Stephen: I frankly found it ironic that the child of the group, Blair, was the one who decided to come out and tell Asia that she was the mom of the season. I was like, “Aww, then that makes you the precocious child!” But Blair wasn’t wrong — Asia really was walking around that work room and helping everyone. I thought that was really sweet, and I think that the judges definitely let her off this week because they were giving her under-the-table points for being a good sister. I’m just hoping that doesn’t mean there’s going to be an Alexis-Michelle-in-Untucked moment where Asia just squeals “Why didn’t anyone else tell me I looked bad when I helped you?!?!” Speaking of season 9, I do think that this season is doing something that I didn’t get to see last season — I swear every episode, my opinions and favorites are switching around. Last week, I was 100 percent, full steam ahead Team Vixen. This week, though, I really started fawning over Miz Cracker, Monique and Monet! Who are your front-runners at the moment?

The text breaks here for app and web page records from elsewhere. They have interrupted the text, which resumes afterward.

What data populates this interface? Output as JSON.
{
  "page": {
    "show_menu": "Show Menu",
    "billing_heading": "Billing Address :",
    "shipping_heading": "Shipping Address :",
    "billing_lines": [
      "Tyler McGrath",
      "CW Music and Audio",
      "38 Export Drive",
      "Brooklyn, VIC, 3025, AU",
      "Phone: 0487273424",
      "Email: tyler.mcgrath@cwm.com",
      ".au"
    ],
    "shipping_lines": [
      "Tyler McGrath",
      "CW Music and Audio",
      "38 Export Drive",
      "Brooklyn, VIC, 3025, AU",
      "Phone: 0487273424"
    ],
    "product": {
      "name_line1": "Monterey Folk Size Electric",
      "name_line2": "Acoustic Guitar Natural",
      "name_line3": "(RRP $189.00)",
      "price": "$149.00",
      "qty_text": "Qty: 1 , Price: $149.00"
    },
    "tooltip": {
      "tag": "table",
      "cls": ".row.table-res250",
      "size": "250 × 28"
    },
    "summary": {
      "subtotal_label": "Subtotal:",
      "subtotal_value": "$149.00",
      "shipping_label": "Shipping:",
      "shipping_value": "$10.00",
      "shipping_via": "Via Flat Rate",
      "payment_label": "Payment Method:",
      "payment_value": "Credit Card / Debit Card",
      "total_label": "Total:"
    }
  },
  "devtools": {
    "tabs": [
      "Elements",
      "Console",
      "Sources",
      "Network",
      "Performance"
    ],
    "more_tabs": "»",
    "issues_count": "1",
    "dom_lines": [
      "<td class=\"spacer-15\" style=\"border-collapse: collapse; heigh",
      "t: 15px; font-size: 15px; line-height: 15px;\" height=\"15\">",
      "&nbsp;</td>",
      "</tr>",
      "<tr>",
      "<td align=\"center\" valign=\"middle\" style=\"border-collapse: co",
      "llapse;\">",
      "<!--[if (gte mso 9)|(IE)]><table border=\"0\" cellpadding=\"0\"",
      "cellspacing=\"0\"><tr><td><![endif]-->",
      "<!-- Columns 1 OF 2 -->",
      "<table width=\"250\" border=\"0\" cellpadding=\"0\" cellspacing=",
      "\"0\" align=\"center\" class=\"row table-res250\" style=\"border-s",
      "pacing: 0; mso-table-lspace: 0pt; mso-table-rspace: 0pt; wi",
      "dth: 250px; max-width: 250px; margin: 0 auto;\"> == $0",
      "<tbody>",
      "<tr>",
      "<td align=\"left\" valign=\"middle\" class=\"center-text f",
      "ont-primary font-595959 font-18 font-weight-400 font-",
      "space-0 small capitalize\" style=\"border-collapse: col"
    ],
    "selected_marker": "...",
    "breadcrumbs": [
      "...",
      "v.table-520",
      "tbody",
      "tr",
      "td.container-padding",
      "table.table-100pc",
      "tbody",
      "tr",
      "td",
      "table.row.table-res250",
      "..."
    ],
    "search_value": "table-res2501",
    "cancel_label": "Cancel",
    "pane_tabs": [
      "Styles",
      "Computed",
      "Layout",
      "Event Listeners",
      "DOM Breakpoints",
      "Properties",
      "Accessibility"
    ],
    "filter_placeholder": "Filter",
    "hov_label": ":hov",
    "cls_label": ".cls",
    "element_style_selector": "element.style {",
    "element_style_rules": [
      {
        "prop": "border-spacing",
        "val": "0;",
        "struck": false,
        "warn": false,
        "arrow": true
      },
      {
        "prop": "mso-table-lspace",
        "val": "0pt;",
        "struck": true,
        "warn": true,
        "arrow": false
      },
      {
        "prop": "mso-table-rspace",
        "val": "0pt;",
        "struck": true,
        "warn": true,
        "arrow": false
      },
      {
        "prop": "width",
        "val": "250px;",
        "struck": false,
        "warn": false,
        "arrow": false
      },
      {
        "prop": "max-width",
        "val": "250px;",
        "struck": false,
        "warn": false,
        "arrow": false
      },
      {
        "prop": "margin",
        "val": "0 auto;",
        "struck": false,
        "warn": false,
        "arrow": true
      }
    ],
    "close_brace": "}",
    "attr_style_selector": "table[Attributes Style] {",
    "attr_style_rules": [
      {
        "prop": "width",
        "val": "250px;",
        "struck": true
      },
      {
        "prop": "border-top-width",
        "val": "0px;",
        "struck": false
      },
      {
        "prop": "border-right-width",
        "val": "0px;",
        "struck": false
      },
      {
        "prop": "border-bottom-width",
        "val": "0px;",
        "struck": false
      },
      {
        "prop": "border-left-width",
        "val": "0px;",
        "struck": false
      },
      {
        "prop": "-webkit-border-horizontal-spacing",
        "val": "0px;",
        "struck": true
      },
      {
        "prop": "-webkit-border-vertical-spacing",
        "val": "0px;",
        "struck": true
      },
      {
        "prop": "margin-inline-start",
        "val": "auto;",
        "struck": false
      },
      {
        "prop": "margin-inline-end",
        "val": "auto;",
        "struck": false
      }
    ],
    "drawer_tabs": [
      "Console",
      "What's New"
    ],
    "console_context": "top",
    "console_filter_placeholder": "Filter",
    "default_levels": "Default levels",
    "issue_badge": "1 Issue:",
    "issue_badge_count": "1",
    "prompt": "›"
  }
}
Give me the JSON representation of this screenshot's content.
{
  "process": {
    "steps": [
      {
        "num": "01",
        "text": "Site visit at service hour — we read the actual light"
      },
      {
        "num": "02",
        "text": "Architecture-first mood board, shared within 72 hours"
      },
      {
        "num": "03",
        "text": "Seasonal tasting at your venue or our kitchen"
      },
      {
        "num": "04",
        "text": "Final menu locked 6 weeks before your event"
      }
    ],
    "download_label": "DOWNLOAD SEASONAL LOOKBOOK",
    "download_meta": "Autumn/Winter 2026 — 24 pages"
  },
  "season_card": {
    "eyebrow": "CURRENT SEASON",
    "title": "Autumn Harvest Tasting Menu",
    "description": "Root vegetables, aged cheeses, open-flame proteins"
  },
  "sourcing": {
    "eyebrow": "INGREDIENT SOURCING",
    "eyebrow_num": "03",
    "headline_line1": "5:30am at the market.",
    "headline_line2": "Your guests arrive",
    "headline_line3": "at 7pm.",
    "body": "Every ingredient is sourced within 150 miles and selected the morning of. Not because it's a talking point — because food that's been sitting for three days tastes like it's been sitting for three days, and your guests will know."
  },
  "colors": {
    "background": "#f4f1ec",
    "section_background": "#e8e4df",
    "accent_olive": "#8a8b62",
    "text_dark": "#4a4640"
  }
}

Joe: Cracker for sure, Monet (even though she was in the bottom) and Monique. But that’s a great point — season 9 you had a strong sense of who would come out on top at the end, but this season, I feel like my sense of the top 3 changes nearly every week. As does my estimation of the queens. Unlike you, I wasn’t sure about The Vixen’s ability to deliver runway until this week, but I was gagged over what she pulled out last night. I really feel like it’s anyone’s game. I do feel like there should be a penalty, however, for any queen who says “RuPaul’s Best Friend Race” — maybe they get their hot glue gun privileges revoked, I don’t know. Thoughts for next week?
Stephen: For real, shoutout to Lashauwn Beyond, but if I hear another queen in a fight yelling her catchphrase, I’m gonna start throwing things. I am unbelievably stoked for next week — the fact that Drag Race hasn’t had a Maury Povich parody yet is absolutely beyond me, but I’m glad it’s happening now. Although, how many more acting challenges are we going to see this season? We’ve had the dating apps, we’ve had the musical, and now we’re doing a TV show? I’m sincerely hosting for a straight-up comedy challenge soon, a la the Michelle Visage Roast from last season.
Joe: I think we need to thin out the cast before we get to a comedy challenge — I can’t imagine half of these queens being able to deliver a joke. But yes, could not be more excited for the Maury Povich/Jerry Springer parody. It’s a gift.